Site icon But What If I'm Right

This is NOT Socialism

It’s surprising how often during a discussion about this economic model that I get met with the words “Oh, so it’s socialism”. If the listener is socialism-friendly, they think they know what I’m going to say, and if they’re not socialism-friendly, they’re terrified of appearing a Communist, so in both cases, they stop listening. If you look up Socialism, about the only thing rigidly attributed to it is that the State owns the “means of production” (capital; things like a steel mill). Consider the following comparison of the capitalist, the socialist, and the “profitless free market” point of view, regarding the ownership of the means of production.

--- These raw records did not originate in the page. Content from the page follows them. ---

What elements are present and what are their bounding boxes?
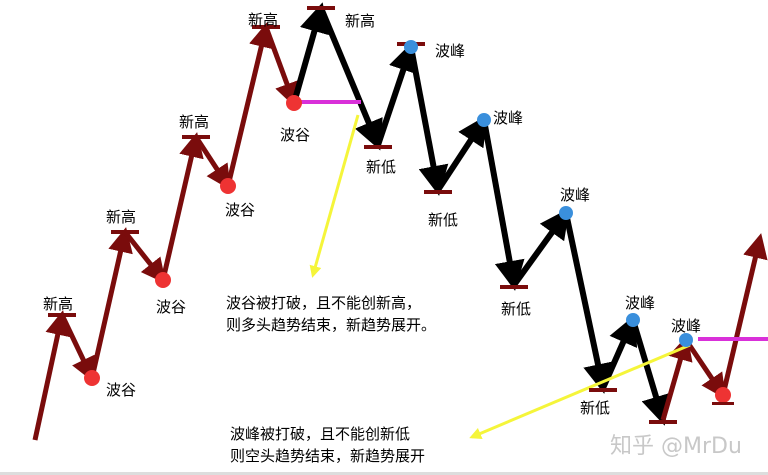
peak-dot [477,113,491,127]
extreme-bar [182,135,210,139]
note-line: 波峰被打破，且不能创新低 [230,425,411,443]
trough-dot [715,387,731,403]
up-arrow [59,313,95,383]
peak-dot [404,40,418,54]
trough-dot [286,95,302,111]
extreme-bar [424,190,452,194]
down-arrow [408,46,449,196]
label-peak: 波峰 [670,317,702,335]
up-arrow [123,230,167,284]
down-arrow [375,41,418,146]
down-arrow [435,114,488,192]
pointer-arrow [309,114,360,278]
trough-dot [84,370,100,386]
uptrend-end-note: 波谷被打破，且不能创新高， 则多头趋势结束，新趋势展开。 [226,292,436,336]
up-arrow [683,338,726,400]
label-new-low: 新低 [365,158,397,176]
peak-dot [559,206,573,220]
label-new-high: 新高 [178,113,210,131]
up-arrow [720,233,768,396]
label-new-high: 新高 [247,11,279,29]
label-new-low: 新低 [427,211,459,229]
bottom-border [0,472,768,475]
label-trough: 波谷 [105,381,137,399]
up-arrow [32,310,70,441]
label-peak: 波峰 [624,294,656,312]
down-arrow [630,319,671,426]
extreme-bar [500,285,528,289]
up-arrow [263,26,299,108]
up-arrow [193,135,231,191]
label-trough: 波谷 [224,201,256,219]
trend-arrows [32,2,768,441]
down-arrow [318,6,383,151]
label-new-high: 新高 [344,12,376,30]
label-new-low: 新低 [500,300,532,318]
label-trough: 波谷 [279,126,311,144]
note-line: 则多头趋势结束，新趋势展开。 [226,316,437,334]
up-arrow [660,335,693,421]
note-line: 波谷被打破，且不能创新高， [226,294,422,312]
label-peak: 波峰 [434,42,466,60]
peak-dot [626,313,640,327]
label-new-high: 新高 [42,295,74,313]
extreme-bar [48,313,76,317]
down-arrow [481,119,525,291]
trough-dot [220,178,236,194]
extreme-bar [364,145,392,149]
note-line: 则空头趋势结束，新趋势展开 [230,447,426,465]
extreme-bar [111,230,139,234]
pointer-arrow [469,343,691,440]
up-arrow [225,22,274,187]
label-peak: 波峰 [492,109,524,127]
label-peak: 波峰 [559,186,591,204]
label-new-low: 新低 [579,399,611,417]
downtrend-end-note: 波峰被打破，且不能创新低 则空头趋势结束，新趋势展开 [230,423,425,467]
up-arrow [89,227,133,379]
down-arrow [511,208,570,287]
extreme-bar [649,420,677,424]
peak-dot [679,333,693,347]
down-arrow [291,2,329,104]
watermark: 知乎 @MrDu [610,434,742,459]
label-trough: 波谷 [155,298,187,316]
down-arrow [600,314,638,390]
down-arrow [563,212,613,394]
trough-dot [155,272,171,288]
extreme-bar [712,402,734,405]
extreme-bar [252,25,280,29]
label-new-high: 新高 [105,208,137,226]
extreme-bar [307,6,335,10]
up-arrow [160,132,204,281]
extreme-bar [589,388,617,392]
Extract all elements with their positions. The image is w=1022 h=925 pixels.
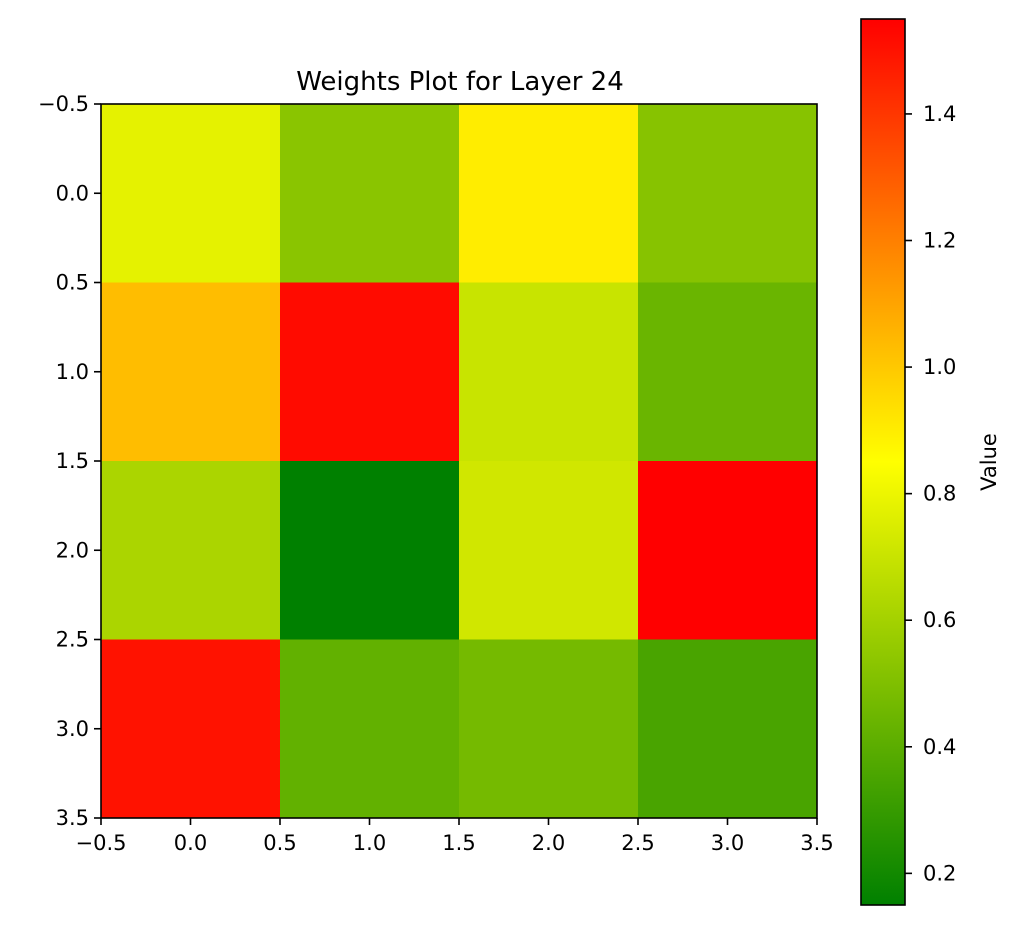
heatmap-cell: [459, 104, 639, 283]
colorbar: [860, 18, 906, 906]
colorbar-tick-label: 0.4: [923, 735, 956, 759]
chart-title: Weights Plot for Layer 24: [296, 67, 624, 97]
colorbar-axis: 0.2 0.4 0.6 0.8 1.0 1.2 1.4: [905, 102, 956, 885]
heatmap-cell: [459, 639, 639, 819]
colorbar-tick-label: 1.0: [923, 355, 956, 379]
y-tick-label: 2.0: [56, 538, 89, 562]
x-tick-label: 3.0: [711, 831, 744, 855]
heatmap-cell: [459, 282, 639, 462]
colorbar-tick-label: 0.2: [923, 861, 956, 885]
y-tick-label: 2.5: [56, 628, 89, 652]
heatmap-cell: [101, 639, 281, 819]
heatmap-cell: [280, 461, 460, 640]
colorbar-tick-label: 1.4: [923, 102, 956, 126]
x-tick-label: 2.0: [532, 831, 565, 855]
colorbar-label: Value: [977, 433, 1001, 491]
x-tick-label: 0.0: [174, 831, 207, 855]
y-tick-label: 3.0: [56, 717, 89, 741]
colorbar-tick-label: 0.8: [923, 482, 956, 506]
y-tick-label: 3.5: [56, 806, 89, 830]
x-tick-label: 1.0: [353, 831, 386, 855]
colorbar-tick-label: 1.2: [923, 229, 956, 253]
x-tick-label: 1.5: [442, 831, 475, 855]
x-tick-label: −0.5: [76, 831, 127, 855]
y-tick-label: 0.0: [56, 181, 89, 205]
x-tick-label: 2.5: [621, 831, 654, 855]
heatmap-cell: [280, 639, 460, 819]
heatmap-cell: [101, 282, 281, 462]
x-axis: −0.5 0.0 0.5 1.0 1.5 2.0 2.5 3.0 3.5: [76, 818, 834, 855]
y-tick-label: 1.5: [56, 449, 89, 473]
y-tick-label: −0.5: [38, 92, 89, 116]
heatmap-cell: [101, 461, 281, 640]
heatmap-cell: [459, 461, 639, 640]
heatmap-cell: [638, 104, 818, 283]
heatmap-cell: [638, 461, 818, 640]
heatmap-cell: [280, 104, 460, 283]
heatmap-cell: [638, 639, 818, 819]
y-tick-label: 1.0: [56, 360, 89, 384]
heatmap-cells: [101, 104, 818, 819]
y-tick-label: 0.5: [56, 271, 89, 295]
y-axis: −0.5 0.0 0.5 1.0 1.5 2.0 2.5 3.0 3.5: [38, 92, 101, 830]
x-tick-label: 3.5: [800, 831, 833, 855]
x-tick-label: 0.5: [263, 831, 296, 855]
heatmap-cell: [280, 282, 460, 462]
heatmap-cell: [638, 282, 818, 462]
heatmap-cell: [101, 104, 281, 283]
colorbar-tick-label: 0.6: [923, 608, 956, 632]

In the capitalist model, a proprietor borrows money from a bank to build a steel mill. The loan enables him to hire firms to build the mill, and pay the employees from the time the mill is complete until the first sales are made. The proprietor in the capitalist model is driven by the quest for profits, and his management of the assets and employees will reflect that. As sole or majority owner of the mill (and the company), this creates a power dynamic that is not naturally insulated from abuse and exploitation.

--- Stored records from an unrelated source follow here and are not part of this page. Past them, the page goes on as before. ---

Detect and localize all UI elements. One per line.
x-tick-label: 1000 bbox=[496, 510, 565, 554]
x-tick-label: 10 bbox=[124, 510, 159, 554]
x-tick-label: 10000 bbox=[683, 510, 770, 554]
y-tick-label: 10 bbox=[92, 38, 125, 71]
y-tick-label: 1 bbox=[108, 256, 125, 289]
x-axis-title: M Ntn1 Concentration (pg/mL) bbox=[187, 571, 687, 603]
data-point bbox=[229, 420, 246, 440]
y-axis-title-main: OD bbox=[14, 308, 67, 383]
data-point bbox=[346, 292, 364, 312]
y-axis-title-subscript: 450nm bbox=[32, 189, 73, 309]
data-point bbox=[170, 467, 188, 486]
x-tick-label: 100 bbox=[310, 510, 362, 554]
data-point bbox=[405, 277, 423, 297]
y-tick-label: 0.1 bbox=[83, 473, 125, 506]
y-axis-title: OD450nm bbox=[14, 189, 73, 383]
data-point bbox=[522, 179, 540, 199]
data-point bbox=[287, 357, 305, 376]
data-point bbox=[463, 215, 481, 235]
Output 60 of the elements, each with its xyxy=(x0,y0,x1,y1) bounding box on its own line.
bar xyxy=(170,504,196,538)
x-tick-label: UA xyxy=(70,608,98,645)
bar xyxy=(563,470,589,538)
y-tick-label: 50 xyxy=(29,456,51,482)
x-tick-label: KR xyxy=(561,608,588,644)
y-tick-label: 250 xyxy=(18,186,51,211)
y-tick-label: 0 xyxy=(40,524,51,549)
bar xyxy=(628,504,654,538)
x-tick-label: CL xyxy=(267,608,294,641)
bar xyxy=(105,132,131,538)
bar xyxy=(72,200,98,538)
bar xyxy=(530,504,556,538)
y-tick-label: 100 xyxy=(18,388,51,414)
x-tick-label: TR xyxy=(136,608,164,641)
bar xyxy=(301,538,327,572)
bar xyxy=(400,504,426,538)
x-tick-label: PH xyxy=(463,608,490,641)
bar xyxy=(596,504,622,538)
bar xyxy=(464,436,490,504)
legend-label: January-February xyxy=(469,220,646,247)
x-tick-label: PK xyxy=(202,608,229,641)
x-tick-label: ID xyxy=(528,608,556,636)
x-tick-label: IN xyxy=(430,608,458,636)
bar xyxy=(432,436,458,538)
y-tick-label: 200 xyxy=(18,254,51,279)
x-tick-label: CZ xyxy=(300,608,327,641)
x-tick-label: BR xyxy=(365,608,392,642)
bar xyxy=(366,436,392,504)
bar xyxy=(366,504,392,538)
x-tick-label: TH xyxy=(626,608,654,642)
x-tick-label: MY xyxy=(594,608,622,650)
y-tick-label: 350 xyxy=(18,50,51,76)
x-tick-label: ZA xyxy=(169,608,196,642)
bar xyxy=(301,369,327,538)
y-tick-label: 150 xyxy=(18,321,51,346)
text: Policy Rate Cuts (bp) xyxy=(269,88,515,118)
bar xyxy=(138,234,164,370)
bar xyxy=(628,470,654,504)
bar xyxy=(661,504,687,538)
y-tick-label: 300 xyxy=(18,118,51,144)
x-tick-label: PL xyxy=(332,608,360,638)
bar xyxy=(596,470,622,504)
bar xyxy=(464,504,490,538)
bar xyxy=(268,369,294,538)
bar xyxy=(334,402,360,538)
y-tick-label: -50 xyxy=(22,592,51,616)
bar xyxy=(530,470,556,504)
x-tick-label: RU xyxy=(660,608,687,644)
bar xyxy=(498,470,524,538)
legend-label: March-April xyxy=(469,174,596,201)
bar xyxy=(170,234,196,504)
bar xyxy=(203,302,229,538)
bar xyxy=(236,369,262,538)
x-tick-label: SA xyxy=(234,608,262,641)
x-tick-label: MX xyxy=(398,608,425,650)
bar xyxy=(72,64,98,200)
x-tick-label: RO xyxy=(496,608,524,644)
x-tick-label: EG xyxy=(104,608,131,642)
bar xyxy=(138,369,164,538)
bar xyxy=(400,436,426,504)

Marx saw this abuse of the laborer and responded with Socialism, saying “because the proprietor can be a jerk, we should keep him from owning the ‘means of production’”. The State looks like a good alternative owner at first glance: it appears to be impartial, and it’s more than one person, so there’s low risk of egomania being a problem. But in a socialist model, the State doesn’t just own this steel mill, it owns all steel mills, with their local workforce nuances, different design ideologies, and technology from different eras. Not only does it own all steel mills, but it owns all capital in ALL INDUSTRIES. These things should be actively managed directly, by people in touch with the local specifics. 

In the model I propose, company assets are owned equally by everyone employed by that company. This ownership gives the local company control over its business. The employees will be able to react to the challenges their location and technology mix presents to them. They’ll be able to upgrade or dispose of assets at their discretion. That’s ultimately the most relevant aspect of asset ownership.

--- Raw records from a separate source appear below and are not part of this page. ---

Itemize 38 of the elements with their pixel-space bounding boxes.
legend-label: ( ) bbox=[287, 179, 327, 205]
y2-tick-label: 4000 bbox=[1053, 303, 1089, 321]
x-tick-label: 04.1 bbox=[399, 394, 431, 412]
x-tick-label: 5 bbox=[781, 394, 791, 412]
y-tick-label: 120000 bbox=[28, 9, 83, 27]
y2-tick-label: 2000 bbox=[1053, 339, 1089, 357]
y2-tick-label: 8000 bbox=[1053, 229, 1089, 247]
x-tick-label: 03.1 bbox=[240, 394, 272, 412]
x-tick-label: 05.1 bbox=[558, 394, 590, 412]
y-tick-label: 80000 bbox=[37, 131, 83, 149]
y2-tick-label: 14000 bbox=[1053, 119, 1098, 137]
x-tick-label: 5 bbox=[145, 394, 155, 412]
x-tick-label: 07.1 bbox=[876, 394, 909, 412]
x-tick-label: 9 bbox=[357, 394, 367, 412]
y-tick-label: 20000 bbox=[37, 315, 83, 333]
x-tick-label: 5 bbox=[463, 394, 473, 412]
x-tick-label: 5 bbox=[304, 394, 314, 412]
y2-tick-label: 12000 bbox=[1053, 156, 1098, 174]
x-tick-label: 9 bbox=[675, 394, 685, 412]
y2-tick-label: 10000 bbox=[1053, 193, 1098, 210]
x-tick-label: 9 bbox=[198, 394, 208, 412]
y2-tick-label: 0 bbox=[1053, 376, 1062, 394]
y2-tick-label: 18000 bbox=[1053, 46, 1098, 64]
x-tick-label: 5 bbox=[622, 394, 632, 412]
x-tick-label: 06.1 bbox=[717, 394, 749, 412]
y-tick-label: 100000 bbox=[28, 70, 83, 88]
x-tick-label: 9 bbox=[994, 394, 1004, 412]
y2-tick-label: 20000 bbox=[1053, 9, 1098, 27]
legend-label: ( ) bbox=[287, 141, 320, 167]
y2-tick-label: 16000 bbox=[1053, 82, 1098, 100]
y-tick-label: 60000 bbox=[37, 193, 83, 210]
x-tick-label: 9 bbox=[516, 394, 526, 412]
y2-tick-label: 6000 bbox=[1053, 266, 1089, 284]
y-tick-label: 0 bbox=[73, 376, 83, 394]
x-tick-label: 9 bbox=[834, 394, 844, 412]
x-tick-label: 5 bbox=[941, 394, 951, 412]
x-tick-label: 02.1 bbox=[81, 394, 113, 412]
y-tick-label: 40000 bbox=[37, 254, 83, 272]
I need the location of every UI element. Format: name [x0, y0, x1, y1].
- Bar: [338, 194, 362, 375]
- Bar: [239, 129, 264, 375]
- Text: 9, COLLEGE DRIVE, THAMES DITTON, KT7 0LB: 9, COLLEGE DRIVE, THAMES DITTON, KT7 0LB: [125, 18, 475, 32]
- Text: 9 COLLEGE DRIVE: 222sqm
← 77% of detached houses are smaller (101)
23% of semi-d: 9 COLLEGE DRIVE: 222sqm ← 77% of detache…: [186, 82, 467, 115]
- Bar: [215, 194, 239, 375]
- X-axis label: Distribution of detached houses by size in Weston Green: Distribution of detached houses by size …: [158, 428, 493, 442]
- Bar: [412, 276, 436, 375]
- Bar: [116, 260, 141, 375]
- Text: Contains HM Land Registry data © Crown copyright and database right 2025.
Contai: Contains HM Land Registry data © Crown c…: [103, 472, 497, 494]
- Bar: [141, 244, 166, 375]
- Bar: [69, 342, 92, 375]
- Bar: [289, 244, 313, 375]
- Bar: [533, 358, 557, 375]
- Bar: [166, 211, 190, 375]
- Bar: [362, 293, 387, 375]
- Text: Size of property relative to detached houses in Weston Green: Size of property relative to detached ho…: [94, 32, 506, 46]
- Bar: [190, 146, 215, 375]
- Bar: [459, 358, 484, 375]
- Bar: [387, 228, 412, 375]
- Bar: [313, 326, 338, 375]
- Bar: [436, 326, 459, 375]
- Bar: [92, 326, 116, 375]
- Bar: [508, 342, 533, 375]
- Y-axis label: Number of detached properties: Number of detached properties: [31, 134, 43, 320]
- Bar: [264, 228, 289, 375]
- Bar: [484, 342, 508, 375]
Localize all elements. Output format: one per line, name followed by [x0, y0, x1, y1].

In comparing these three perspectives, a question comes to mind. Why did we choose to let the proprietor “own” the “business” and claim the “profits” (excess labor from customers)? The knee-jerk answer to that is simply that the proprietor owes the bank the principle and interest on the aforementioned loan. It deserves reiterating at this point that the bank didn’t actually loan the proprietor money it possessed, it created money to make the loan. The bank didn’t actually put assets at stake, so the proprietor doesn’t actually owe the bank, so one could argue the proprietor doesn’t actually own the company. Of course, the story would be much different if the proprietor defaulted, but that’s just evidence that there’s more to unravel and properly categorize going forward.